«Würde des Menschen» ohne Vorbehalt
von Herbert Holliger, Arlesheim
Der Geschäftsführer der Patientenorganisation Anthrosana kämpft mit dem Komitee zum Schutz der Menschenwürde für Grundrechte.
Gegen eine gesamtschweizerisch einheitliche, umfassende Regelung der Forschung mit Menschen ist grundsätzlich nichts einzuwenden. Die Abstimmung zum Verfassungsartikel 118b «Forschung am Menschen» (7. März) wirft jedoch tiefgreifende moralisch-ethische Fragen auf, die bisher leider kaum öffentlich diskutiert wurden. Das ist bedauerlich, da in der Bundesverfassung bei den Grundrechten an erster Stelle steht: «Die Würde des Menschen ist zu achten und zu schützen.» Schutz der Menschenwürde ist also einer der höchsten, wenn nicht der höchste Wert der Verfassung und muss deshalb absolut unantastbar bleiben. Zwar steht im vorgeschlagenen Artikel im ersten Absatz, der Bund erlasse Vorschriften über Forschung am Menschen, «soweit der Schutz der Würde und seiner Persönlichkeit es erfordert». Die Relativierung der Menschenwürde wird im zweiten Satz aber klar: «Er wahrt dabei die Forschungsfreiheit und trägt der Bedeutung der Forschung für Gesundheit und Gesellschaft Rechnung.» Obwohl Forschungsfreiheit durch Artikel 20 der Verfassung garantiert ist, wird hier erneut explizit – verstärkt durch die Interessen der Gesellschaft – auf diese hingewiesen.

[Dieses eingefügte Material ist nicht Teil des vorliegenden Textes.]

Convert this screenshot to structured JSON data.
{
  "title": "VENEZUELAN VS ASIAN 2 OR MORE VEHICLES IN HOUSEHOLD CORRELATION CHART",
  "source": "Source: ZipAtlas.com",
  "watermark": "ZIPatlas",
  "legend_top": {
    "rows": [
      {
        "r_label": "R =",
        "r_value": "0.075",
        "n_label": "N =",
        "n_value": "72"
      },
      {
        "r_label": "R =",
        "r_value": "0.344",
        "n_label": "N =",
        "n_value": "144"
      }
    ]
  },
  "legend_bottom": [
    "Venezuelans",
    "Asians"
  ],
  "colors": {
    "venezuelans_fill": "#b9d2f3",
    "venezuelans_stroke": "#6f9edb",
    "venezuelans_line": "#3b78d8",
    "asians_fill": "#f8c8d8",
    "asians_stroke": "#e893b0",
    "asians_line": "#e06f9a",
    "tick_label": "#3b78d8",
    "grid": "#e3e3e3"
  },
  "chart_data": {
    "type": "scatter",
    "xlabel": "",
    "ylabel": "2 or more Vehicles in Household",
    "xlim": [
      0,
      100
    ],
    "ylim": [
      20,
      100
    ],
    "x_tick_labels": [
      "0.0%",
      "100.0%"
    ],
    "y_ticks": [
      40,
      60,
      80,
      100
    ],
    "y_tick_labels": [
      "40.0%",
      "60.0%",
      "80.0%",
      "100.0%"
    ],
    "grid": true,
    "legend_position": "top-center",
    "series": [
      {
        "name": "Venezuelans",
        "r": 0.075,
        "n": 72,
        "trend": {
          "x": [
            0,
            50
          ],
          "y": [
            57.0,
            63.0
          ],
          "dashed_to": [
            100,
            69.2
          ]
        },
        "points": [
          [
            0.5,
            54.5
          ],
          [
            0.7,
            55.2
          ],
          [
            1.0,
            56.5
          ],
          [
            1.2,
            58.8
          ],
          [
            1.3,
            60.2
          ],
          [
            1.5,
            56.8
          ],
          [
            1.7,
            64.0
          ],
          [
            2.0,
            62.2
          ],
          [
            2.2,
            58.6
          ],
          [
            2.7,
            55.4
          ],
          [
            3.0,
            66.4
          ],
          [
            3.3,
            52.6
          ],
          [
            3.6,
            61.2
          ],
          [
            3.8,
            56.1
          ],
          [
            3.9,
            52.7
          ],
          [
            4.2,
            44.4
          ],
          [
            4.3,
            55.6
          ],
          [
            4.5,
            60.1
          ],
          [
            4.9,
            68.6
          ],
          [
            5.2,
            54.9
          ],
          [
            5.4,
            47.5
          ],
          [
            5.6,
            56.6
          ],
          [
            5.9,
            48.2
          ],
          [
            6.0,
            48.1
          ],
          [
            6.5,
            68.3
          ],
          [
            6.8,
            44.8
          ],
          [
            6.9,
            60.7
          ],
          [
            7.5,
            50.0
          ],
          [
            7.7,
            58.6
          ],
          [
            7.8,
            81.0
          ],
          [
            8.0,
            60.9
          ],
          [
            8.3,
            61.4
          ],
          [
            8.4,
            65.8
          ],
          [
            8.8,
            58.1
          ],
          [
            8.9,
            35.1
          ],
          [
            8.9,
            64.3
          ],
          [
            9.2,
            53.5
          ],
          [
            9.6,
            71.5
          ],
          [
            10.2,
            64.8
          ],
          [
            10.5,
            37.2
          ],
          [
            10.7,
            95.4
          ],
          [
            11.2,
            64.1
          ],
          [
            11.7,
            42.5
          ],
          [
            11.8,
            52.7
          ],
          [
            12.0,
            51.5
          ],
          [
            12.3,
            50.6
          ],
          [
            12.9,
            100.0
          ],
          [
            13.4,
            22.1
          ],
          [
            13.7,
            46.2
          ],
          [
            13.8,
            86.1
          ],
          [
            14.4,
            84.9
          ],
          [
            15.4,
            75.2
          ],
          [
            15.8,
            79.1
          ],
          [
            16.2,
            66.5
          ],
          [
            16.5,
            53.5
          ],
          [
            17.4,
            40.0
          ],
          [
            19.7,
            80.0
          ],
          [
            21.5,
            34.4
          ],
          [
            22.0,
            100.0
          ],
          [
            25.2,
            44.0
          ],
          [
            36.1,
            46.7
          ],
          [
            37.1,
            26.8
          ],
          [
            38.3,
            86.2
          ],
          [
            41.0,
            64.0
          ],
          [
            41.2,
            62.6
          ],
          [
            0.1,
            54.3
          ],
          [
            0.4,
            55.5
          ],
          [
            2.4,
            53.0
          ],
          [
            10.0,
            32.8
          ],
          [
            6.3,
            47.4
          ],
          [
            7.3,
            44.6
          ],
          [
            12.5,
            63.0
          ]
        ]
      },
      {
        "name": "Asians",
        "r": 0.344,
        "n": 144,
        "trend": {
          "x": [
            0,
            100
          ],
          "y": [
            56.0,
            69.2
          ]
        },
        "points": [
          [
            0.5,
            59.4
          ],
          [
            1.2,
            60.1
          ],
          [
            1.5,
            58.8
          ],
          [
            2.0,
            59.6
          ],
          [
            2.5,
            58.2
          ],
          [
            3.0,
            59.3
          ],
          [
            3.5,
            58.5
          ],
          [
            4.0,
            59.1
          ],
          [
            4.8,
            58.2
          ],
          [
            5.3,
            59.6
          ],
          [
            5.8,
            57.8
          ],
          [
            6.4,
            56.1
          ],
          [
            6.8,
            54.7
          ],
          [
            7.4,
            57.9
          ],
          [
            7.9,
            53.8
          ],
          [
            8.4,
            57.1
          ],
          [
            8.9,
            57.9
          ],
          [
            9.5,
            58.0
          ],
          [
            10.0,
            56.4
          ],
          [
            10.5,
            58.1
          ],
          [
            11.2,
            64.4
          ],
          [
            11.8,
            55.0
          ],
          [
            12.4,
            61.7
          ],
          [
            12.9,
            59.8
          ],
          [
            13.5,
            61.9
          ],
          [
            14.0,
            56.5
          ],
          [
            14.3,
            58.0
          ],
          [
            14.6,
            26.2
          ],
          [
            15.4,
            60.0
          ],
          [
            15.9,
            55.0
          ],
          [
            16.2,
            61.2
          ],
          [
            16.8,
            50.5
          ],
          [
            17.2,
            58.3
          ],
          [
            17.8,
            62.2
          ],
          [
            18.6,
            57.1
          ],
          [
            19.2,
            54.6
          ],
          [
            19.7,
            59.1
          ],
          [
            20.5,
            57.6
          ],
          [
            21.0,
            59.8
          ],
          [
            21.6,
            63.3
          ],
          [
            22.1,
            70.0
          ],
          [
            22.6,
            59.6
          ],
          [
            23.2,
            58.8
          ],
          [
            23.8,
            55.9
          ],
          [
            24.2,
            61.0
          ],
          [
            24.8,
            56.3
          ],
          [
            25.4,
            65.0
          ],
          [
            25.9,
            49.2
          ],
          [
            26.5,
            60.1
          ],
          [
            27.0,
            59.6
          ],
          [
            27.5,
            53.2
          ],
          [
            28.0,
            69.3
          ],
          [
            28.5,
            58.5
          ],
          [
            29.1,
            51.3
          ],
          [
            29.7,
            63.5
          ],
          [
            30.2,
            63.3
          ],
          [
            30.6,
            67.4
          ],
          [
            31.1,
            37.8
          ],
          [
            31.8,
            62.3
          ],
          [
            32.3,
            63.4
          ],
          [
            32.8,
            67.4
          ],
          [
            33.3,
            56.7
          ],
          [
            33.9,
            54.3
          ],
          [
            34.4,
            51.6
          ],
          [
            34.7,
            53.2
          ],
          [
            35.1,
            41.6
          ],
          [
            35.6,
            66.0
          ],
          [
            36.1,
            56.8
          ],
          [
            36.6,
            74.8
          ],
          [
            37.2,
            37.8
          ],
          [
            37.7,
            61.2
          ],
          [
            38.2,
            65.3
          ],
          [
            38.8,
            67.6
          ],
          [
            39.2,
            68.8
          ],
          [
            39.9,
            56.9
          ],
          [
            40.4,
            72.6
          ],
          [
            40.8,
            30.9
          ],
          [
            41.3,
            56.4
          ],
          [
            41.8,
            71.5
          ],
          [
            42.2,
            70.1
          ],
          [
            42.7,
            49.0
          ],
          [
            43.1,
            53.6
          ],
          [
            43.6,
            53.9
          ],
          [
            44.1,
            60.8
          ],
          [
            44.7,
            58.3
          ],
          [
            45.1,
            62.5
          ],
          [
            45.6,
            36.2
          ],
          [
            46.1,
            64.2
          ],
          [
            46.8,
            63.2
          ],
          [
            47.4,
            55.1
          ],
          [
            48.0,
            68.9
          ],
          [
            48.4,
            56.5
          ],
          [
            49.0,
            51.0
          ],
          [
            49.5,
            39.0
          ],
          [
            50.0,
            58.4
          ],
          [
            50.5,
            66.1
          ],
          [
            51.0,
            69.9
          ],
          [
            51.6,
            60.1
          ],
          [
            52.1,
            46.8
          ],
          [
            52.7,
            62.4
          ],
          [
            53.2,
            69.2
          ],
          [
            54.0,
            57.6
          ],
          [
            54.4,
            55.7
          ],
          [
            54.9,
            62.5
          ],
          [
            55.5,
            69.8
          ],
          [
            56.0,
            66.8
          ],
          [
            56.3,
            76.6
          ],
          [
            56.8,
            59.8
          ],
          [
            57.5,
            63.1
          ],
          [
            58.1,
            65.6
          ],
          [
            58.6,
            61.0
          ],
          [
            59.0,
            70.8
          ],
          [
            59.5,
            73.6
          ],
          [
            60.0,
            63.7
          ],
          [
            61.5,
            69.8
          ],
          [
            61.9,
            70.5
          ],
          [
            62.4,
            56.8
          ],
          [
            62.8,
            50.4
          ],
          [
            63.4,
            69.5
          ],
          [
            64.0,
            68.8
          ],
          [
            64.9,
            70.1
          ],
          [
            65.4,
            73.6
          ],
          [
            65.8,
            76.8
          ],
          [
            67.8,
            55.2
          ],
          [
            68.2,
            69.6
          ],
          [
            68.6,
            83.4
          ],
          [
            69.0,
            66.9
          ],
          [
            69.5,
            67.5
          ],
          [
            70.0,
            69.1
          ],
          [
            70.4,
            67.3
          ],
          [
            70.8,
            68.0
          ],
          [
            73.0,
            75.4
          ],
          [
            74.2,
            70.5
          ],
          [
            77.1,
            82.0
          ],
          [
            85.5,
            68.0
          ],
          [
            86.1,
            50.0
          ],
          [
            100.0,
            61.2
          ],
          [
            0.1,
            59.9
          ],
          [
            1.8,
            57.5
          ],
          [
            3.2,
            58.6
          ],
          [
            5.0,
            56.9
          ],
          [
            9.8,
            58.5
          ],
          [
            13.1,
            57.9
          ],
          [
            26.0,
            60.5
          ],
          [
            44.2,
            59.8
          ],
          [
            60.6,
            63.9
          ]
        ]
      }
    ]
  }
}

Offensichtlich soll hier künftig eine Güterabwägung zwischen berechtigten Anliegen von Forschung und Gesellschaft sowie den nicht abwägbaren Grundrechten Betroffener stattfinden. Die Würde des Menschen als erstgenanntes Grundrecht muss aber von jedem Wertekonflikt ausgeschlossen, als unantastbares Prinzip anerkannt sein. Kann man sich vorstellen, dass die mit dem neuen Artikel 118b unvermeidlichen Konflikte zwischen Menschenwürde und Forschungsfreiheit zugunsten urteilsunfähiger, oft hilfloser Kleinkinder, Schwerbehinderter oder -kranker entschieden würden? Da bei Forschungsprojekten oft die Reputation der Wissenschaftler und Wissenschaftlerinnen oder ökonomische Interessen im Zentrum stehen, ist dies wohl jedem klar.
Das Wohl der Schwachen
Bei Annahme der Vorlage ist zu befürchten, dass Menschenwürde und Persönlichkeitsrechte Betroffener oft der Forschungsfreiheit untergeordnet würden. Die vorgeschlagene, stellvertretende Einwilligung dürfte aber immer nur im Interesse urteilsunfähiger Personen abgegeben werden.
Nie darf das Wohl unmündiger Personen möglichem Nutzen eines Forschungsprojekts für die Gesellschaft allgemein unterstellt werden. Also ist fremdnützige Forschung mit Urteilsunfähigen strikt abzulehnen, da diese von den Ergebnissen nicht selber direkt profitieren. Forschung, die sich über Bedürfnisse und Rechte von Kindern, Behinderten, Dementen oder psychisch Kranken legal hinwegsetzen darf, müssen wir unbedingt verhindern. In der Präambel zur Bundesverfassung steht nicht ohne Grund: «[…] gewiss, dass die Stärke des Volkes sich misst am Wohl der Schwachen».
BAZ 15.02.2010, Forum, Gastbeitrag
Beim Ja zur Vorlage ist zu befürchten, dass Persönlichkeitsrechte der Forschungsfreiheit untergeordnet werden.